ESTUDANTES DE GRADUAÇÃO

PROJETO DE PESQUISA

A FAVELA, O NEGRO E A CRISE BRASILEIRA: RELATOS SITUADOS SOBRE A

TRIPLA CRISE POLÍTICA, ECONÔMICA E SANITÁRIA (2015-2022)

Docente Responsável: Prof. Dr. André Vereta-Nahoum

Resumo: Esta pesquisa pretende investigar como membros de grupos socialmente vulneráveis

produzem conhecimento sobre as condições, definem a situação concreta e calculam as formas

de agir sobre as condições, à luz de representações na memória, suas experiências de vida e

concepções de dignidade e respeito próprio. Esse objetivo é operacionalizado por meio de três

perguntas: (1) Quais os trabalhos que pessoas sujeitas à crise econômica e política iniciada em

2014, agravada pela pandemia de Covid-19, realizam em suas práticas cotidianas e em suas

relações para “dar conta” e “prestar conta” da situação? (2) Como essas práticas são

influenciadas pelo respeito que despertam na sociedade e como, por sua vez, influenciam essas

mesmas noções? (3) Diante de situações que comprometem formas mercantis de obtenção de

sustento e perturbam relações delas dependentes, obrigando pessoas a rever caminhos, quais

instrumentos, outras relações, objetos e pessoas de referência são mobilizados para definir a

situação, os recursos de ação disponíveis para enfrentá-la e sustentar relações moralmente

significativas para essas pessoas? Para enfrentá-las, este projeto mobilizará relações

construídas com a Central Única das Favelas, em Heliópolis, e com o Movimento Negro

Unificado, para chegar a famílias socioeconomicamente vulneráveis que são atendidas por suas

ações.

Palavras-chave: crise, sobrevivência, entendimento.


Justificativa

Há um renovado interesse nas ciências sociais por melhor compreender situações definidas

como crises, com novos trabalhos que oferecem pressupostos e alguns elementos centrais para

uma definição de trabalho sobre o fenômeno. Em consonância com essa literatura recente, eu

assumo que crises são dispositivos narrativos e estruturantes empregados para organizar e dar

sentido a fenômenos complexos que mobilizam múltiplos domínios da vida social (Roitman

2013). São também reconhecidas como momentos de conhecimento, questionamento e

intervenção nas bases da ação (Roitman 2013), um juízo moral sobre a realidade que reclama

uma ação imperativa e urgente (Neiburg and Guyer 2017).

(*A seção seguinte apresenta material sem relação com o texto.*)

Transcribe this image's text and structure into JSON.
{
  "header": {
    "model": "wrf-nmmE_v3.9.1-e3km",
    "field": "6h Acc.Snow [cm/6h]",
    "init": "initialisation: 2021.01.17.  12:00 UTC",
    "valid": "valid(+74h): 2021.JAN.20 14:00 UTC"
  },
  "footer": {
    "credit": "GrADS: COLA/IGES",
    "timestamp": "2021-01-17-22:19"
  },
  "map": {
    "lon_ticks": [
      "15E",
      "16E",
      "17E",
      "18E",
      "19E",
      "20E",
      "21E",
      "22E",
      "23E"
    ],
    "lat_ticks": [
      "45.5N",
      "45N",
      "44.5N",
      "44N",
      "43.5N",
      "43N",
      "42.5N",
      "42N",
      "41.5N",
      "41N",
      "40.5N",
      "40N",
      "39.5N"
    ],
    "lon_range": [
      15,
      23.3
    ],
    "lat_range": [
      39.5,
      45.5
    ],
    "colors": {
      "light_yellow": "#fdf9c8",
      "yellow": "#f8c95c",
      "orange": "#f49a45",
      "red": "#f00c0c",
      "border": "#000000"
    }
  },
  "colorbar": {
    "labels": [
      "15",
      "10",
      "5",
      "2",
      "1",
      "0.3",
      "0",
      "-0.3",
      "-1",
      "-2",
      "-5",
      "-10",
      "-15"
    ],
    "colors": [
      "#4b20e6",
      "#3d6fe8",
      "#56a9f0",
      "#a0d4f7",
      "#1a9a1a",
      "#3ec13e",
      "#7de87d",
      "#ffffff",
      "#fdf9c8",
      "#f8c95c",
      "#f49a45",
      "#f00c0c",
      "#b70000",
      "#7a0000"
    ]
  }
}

Muito do trabalho empírico recente sobre crises, entretanto, debruça-se sobre causas, respostas

e efeitos da crise financeira de 2008 no Atlântico Norte. A experiência e as práticas dos

brasileiros são marcadas, de modo desigual e assimétrico, pelo singular histórico de crises

fiscais e monetárias e as múltiplas experimentações políticas para remediá-las. Essa particular

trajetória histórica importa para as definições da situação que os atores promovem e para seu

repertório de recursos de ação sobre a crise. A singularidade das vidas econômicas dos

brasileiros também imprime sentidos próprios às experiências de crise, expressos em termos

vernaculares como “virar-se”, “ganhar a vida” e “bico”.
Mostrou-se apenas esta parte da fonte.